For reasons that have very little to do with what’s best for readers and a whole lot to do with what’s best for brands, digital media has spent the last few years trying to find ways for the advertising industry to subsidize editorial work that go beyond the standard ad placements of old. Brands wanted more natural integration—to be not just closer to but more closely embedded within the editorial content itself. Attempts to satisfy that desire have produced work like The Ringer’s aforementioned NBA Draft guide, which heavily features State Farm’s color scheme and logo, and even grants the insurance company ownership of the “assist” statistic in every scouting report. The integration really is all quite natural.
It’s nice enough to look at, too, and there are surely readers who appreciate the opportunity to read something online without having a big banner ad drop down from the top of their screen. But what if the garishness of a classic banner ad is a virtue, and not a sin? If we accept that ad revenue is necessary to keep digital media’s collective lights on, which it currently is, then maybe the best option is to have the ads feel as “slapped on” as possible.
An advertisement should feel somewhat intrusive, if for no other reason than to remind the reader that the ad has no meaningful relationship to the work it is appearing next to, and also that said work was created for the sake of the reader alone. When editorial products and advertisements become more “naturally integrated,” it becomes harder to determine just in whose service the work is being created. It muddles the nature of the thing you’re reading, very much by design.
Take the State Farm “What If?” segment Simmons cites in his quote:
This is a fairly frivolous thought exercise concerning alternate NBA histories, a Simmons hallmark if ever there was one, but it also raises a stubborn question about the execution of the concept. In his answer to Adweek, Simmons essentially describes an editorial pitch meeting between his site and State Farm, and while introducing the segment in the video above he seamlessly integrates the “What If?” concept with ad copy about State Farm’s insurance services.
The question, here, is whether this concept would have existed at all without State Farm’s participation.
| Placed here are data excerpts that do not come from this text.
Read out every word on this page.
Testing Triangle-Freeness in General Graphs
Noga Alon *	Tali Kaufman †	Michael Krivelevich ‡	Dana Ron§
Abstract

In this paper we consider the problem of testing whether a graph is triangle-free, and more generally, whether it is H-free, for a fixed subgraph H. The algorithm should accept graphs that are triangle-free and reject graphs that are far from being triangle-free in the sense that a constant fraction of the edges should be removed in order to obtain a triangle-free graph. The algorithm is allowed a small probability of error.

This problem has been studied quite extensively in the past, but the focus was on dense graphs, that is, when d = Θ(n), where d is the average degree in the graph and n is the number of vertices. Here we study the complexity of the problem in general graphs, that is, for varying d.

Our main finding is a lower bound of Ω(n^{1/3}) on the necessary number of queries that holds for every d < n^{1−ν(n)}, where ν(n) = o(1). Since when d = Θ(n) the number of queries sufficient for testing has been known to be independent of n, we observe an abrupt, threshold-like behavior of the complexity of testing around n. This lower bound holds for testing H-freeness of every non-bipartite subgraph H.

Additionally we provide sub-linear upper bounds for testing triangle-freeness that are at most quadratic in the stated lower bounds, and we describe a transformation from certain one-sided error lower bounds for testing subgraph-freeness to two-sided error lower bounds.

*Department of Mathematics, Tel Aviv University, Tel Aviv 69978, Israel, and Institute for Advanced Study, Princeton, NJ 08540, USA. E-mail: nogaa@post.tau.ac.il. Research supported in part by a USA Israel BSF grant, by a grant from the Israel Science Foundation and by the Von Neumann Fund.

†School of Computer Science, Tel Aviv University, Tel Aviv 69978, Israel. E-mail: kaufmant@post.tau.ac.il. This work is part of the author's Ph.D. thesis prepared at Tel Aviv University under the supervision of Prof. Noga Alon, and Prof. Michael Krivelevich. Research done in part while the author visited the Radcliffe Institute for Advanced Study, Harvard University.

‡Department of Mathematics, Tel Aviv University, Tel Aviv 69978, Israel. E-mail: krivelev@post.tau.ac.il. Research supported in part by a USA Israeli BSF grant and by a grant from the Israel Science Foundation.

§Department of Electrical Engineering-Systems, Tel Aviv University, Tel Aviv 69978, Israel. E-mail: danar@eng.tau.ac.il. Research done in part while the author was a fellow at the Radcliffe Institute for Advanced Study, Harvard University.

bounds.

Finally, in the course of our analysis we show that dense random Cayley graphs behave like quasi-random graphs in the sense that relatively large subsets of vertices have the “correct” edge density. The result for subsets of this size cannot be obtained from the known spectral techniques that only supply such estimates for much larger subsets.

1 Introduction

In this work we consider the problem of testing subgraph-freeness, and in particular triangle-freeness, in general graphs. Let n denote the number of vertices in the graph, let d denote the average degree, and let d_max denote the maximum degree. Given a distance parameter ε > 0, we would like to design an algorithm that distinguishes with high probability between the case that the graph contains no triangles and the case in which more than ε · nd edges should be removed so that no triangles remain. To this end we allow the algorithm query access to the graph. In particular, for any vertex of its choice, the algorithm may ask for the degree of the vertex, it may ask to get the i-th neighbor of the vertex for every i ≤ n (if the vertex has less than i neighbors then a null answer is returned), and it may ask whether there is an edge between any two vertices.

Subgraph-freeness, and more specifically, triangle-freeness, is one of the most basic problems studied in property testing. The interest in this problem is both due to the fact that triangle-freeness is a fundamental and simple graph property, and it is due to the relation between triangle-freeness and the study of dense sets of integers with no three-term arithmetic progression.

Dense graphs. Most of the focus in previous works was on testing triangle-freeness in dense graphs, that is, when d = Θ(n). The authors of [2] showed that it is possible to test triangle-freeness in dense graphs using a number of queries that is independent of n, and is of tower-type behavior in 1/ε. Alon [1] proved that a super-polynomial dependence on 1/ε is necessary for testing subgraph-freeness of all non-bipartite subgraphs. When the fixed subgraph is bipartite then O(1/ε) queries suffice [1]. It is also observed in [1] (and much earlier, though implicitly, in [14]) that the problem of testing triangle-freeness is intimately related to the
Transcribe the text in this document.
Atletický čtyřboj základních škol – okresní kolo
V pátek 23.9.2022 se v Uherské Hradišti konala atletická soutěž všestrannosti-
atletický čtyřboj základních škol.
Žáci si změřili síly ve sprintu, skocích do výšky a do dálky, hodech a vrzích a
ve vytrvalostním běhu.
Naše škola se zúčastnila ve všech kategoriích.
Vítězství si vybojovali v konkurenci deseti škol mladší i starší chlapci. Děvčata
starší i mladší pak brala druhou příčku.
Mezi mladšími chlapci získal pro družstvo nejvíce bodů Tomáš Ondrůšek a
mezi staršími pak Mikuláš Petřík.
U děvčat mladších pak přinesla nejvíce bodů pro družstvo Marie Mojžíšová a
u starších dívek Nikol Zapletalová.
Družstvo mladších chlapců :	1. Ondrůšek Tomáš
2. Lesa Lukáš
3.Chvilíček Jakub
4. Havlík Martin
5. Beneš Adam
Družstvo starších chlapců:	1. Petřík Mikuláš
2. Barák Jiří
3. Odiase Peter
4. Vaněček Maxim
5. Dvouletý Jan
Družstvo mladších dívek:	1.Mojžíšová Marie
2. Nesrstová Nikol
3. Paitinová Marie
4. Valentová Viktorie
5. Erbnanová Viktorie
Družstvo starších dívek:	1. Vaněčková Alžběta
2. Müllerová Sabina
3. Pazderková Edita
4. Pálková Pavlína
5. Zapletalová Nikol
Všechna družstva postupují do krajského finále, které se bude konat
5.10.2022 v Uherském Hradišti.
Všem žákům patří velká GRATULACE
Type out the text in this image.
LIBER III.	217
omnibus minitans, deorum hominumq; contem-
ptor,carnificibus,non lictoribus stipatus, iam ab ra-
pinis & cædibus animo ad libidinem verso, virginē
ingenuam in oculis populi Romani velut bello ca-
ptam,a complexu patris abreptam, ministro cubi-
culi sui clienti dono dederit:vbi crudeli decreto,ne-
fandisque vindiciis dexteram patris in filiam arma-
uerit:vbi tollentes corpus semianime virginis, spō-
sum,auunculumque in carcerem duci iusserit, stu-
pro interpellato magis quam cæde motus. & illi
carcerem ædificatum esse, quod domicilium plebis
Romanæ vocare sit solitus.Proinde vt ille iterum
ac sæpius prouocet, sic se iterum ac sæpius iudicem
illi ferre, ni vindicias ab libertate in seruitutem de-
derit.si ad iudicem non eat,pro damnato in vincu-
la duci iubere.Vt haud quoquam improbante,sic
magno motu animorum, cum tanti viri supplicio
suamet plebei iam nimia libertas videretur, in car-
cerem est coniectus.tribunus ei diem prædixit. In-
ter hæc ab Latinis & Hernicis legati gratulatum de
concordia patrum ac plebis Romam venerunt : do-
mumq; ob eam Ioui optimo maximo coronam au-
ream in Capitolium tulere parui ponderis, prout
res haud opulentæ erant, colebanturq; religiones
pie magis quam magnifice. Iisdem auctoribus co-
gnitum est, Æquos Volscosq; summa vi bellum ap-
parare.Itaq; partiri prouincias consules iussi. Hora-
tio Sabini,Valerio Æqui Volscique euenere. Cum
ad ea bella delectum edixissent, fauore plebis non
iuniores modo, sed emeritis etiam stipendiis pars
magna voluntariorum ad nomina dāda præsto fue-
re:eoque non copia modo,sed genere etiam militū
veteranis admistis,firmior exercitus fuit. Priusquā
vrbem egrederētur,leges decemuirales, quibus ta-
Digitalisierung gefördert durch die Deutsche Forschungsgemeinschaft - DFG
If the answer is no, or even maybe, then we’ve witnessed a somewhat alarming inversion: Instead of seeing a media company create something that it thinks its readers will enjoy and then presenting that thing to those readers alongside unaffiliated ads, we’re seeing one create something that’s meant to satisfy its advertising partner first and its readers second, if at all.
(There’s another issue to consider here: What if, hypothetically, State Farm gets involved in some sort of scandal that The Ringer would rather not be associated with? Severing a relationship as intensely symbiotic as this one is not just a matter of swapping in a new banner ad.)
Maybe this doesn’t really matter to you, because you don’t care whether the internet’s frivolous thought exercises come straight from the brain of Bill Simmons or some State Farm marketing team. That’s reasonable enough, but it doesn’t seem too much to ask to know why the thing you are reading or watching was created. (Here’s where Simmons deserves some credit: More powerful people in digital media should be more honest and open about how exactly their businesses function.)
When a banner ad for some fucking Xbox game or whatever invades the top half of your screen while you’re reading this, you’ll know that it had no influence whatsoever upon my decision to present you with a huffy and tedious blog about Bill Simmons and digital advertising. Would you be so sure of that if there was no banner ad, and all of this bloviating appeared on a blue and white background and was labeled as the Think Progressive Take of the Day?